Based on the above implementation logics: and verifying the working condition of the cluster under network jitter. Because the network jitter situation among different machine rooms needs to be considered in the cross-machine-room deployment, the cluster working condition under the network jitter needs to be verified.

Setting a data node Anode2 in the main computer room A: the tc qdisc add dev eth0 root net delay is 50ms 20ms 50% (meaning that the transmission delay of the eth0 network card is set to 50ms, and at the same time, 50% of packets are randomly delayed for 30 (50-20) to 70 (50 + 20) ms), the data node Anode4 sets the tc qdisc add dev 0 root net loss 1% (meaning that the transmission of the eth0 network card is set to randomly drop 1% of data packets), the data node Bnode2 in the standby computer room B sets the tc qdisc add dev 0 root net delay 50ms 50%, and the application query service is verified to be normal.

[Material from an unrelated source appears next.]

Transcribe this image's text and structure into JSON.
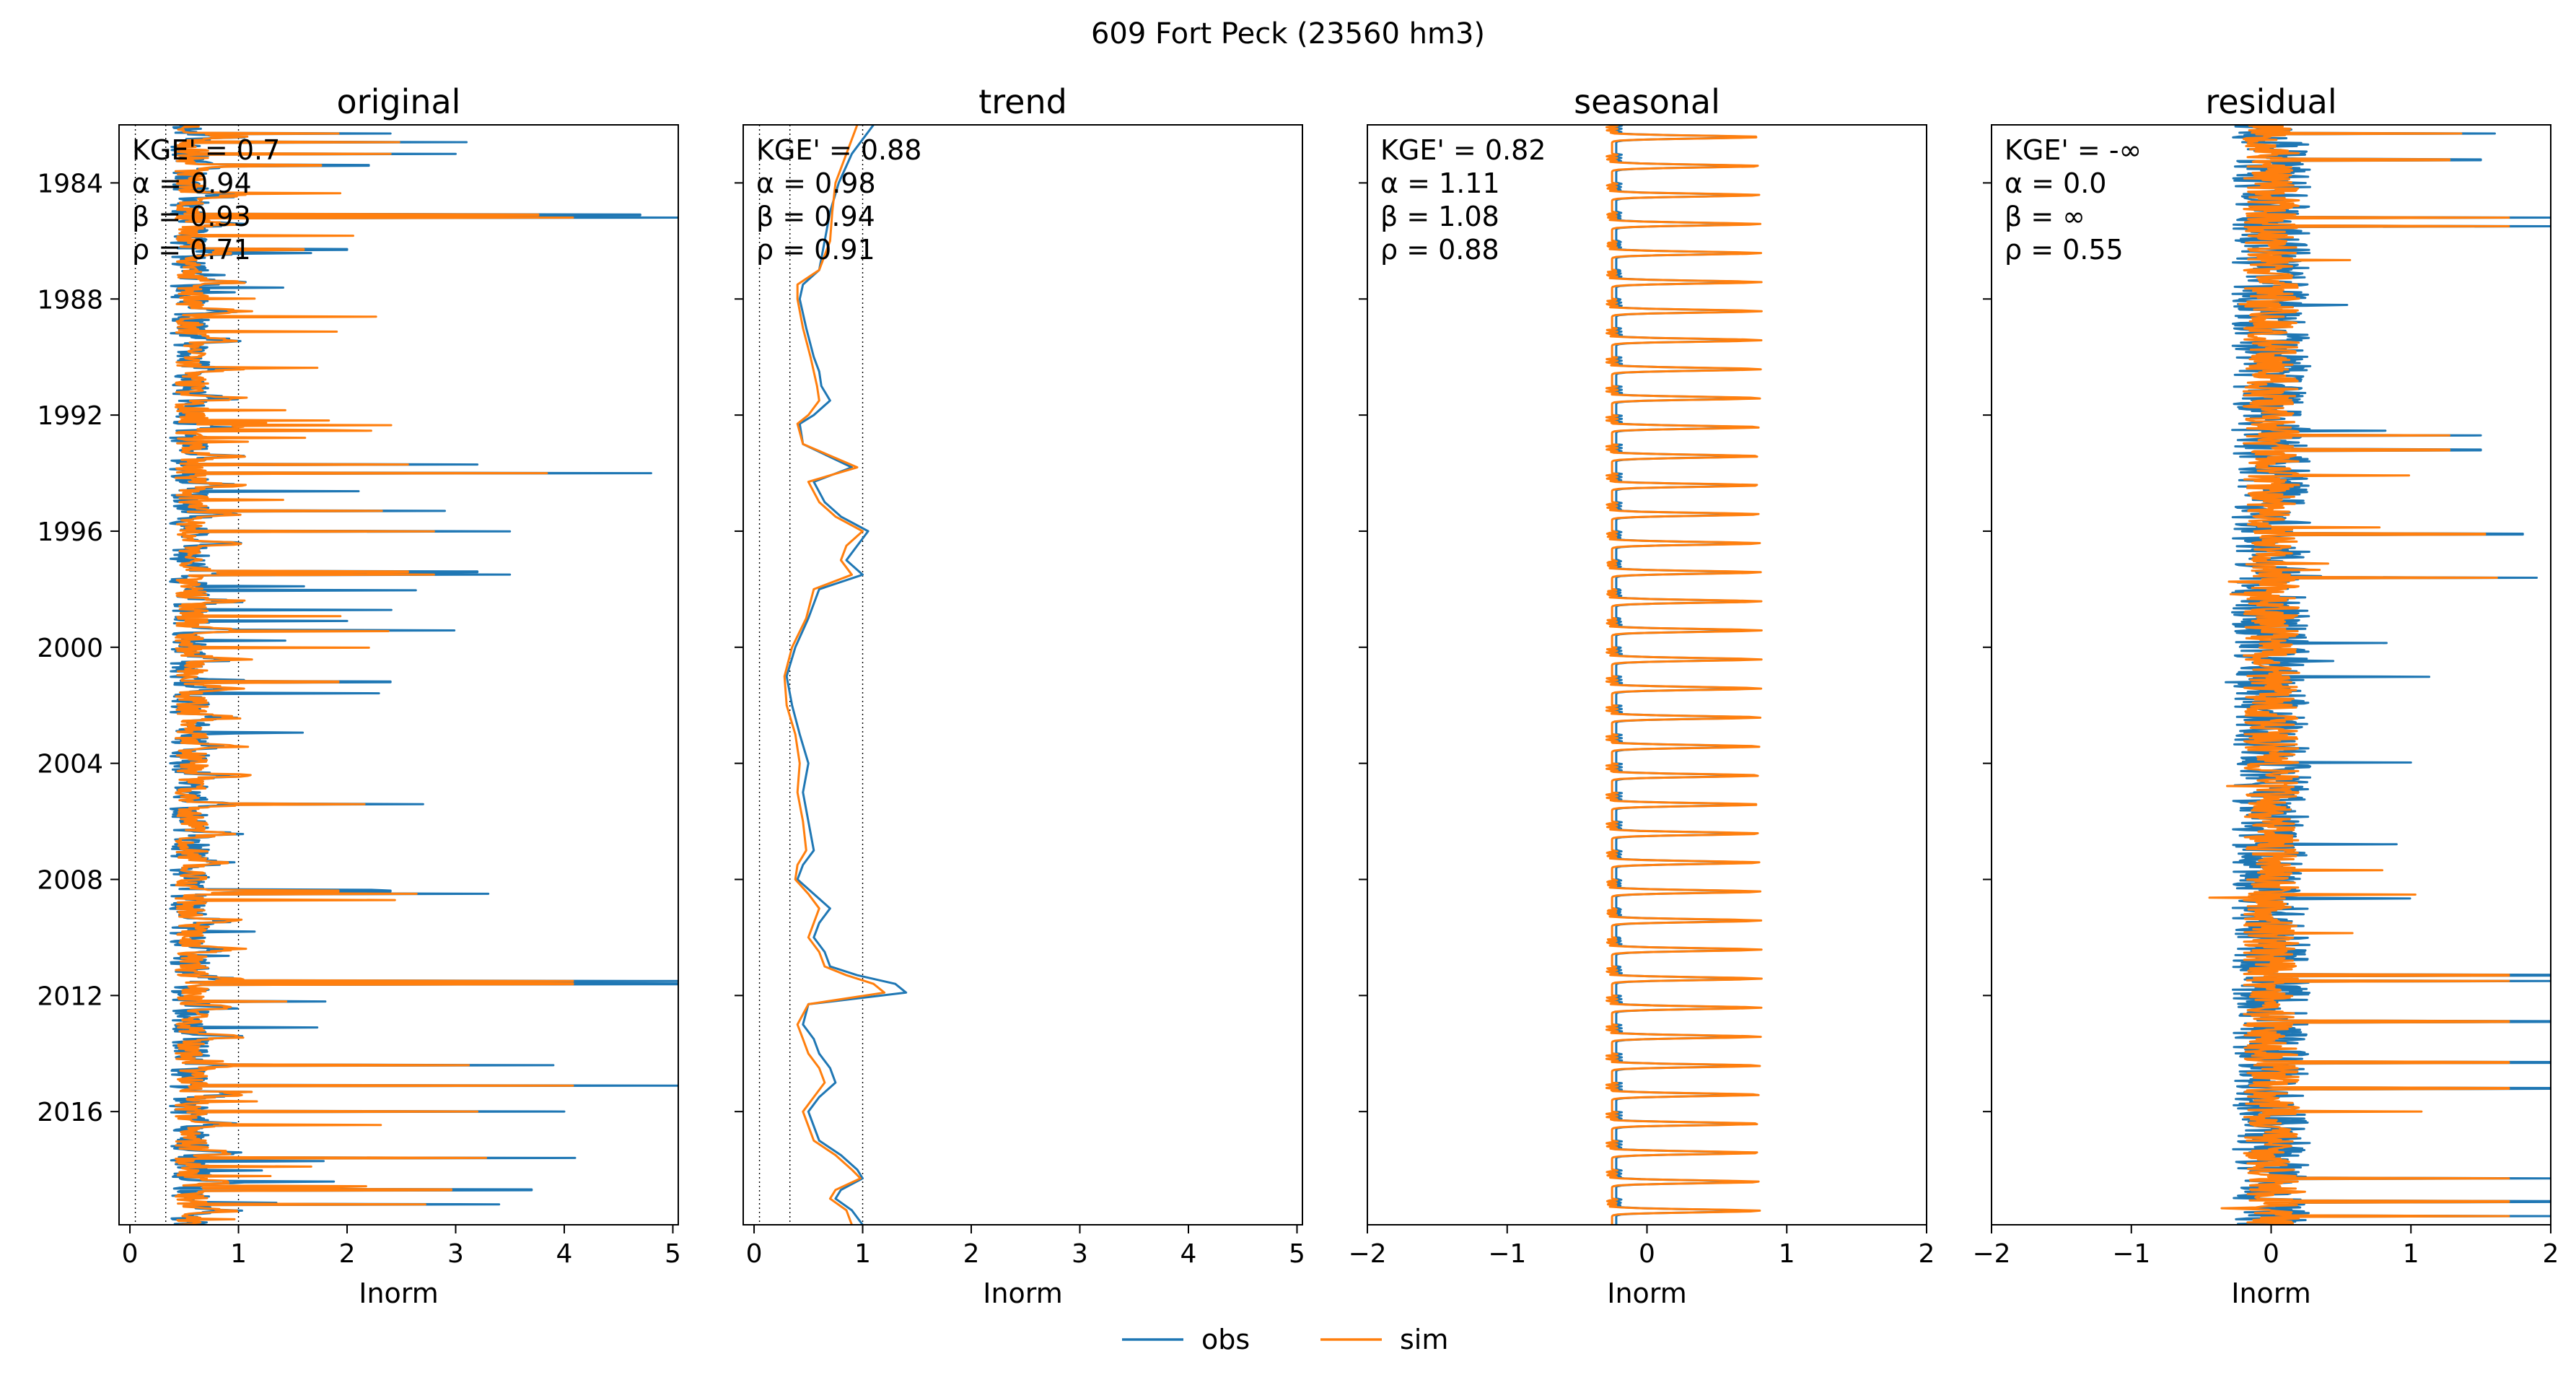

The application address weight of the Nginx route to the main machine room A and the standby machine room B is set to be 2: 1;

setting an index parameter _ routing.required of each node in an Es cluster as true, comparing tps of the application query service before and after setting, remarkably improving tps of the application query service;

setting a use filter during index query in an Es cluster, comparing tps of application query service before and after setting, wherein tps of the application query service is obviously improved after the filter is set, and the use of the filter is higher than tps without the filter under the same condition;

the above are merely representative examples of the many specific applications of the present invention, and do not limit the scope of the invention in any way. All the technical solutions formed by the transformation or the equivalent substitution fall within the protection scope of the present invention.

Claims

1. A high-availability deployment method for double computer rooms of an es cluster is characterized by comprising the following steps:

and step 3: realizing high-availability logic calling based on the configured main machine room A and the standby machine room B;

the specific steps of the step 2 are as follows:

step 2.2, after deployment, configuring the routing weight of the Nginx clusters in the main machine room A and the standby machine room B as 2: 1;

the specific steps of the step 1 are as follows:

step 1.5: after setting the Es cluster according to the area distribution parameters, dividing the serial numbers for each node: setting a node.attr.zone parameter in each node, setting the node.attr.zone in an anti 1-anti 3 node as z1, the node.attr.zone in an anti 4-anti 6 node as z2, and the node.attr.zone in a Bnode1-Bnode3 node as z3, wherein the node.attr.zone represents a region division number parameter, so that different nodes are set as the same region number, and the corresponding nodes are assigned to the same region;

2. The es cluster dual-room high availability deployment method according to claim 1, characterized in that: the step 3 is specifically as follows:

based on the configured main machine room A and the standby machine room B:

when all the nodes in the main machine room A are down: and if the service needs to be provided, temporarily modifying one data node in the standby machine room into a transmitter node, namely setting the node of one data node to true, otherwise, providing the service and reporting errors.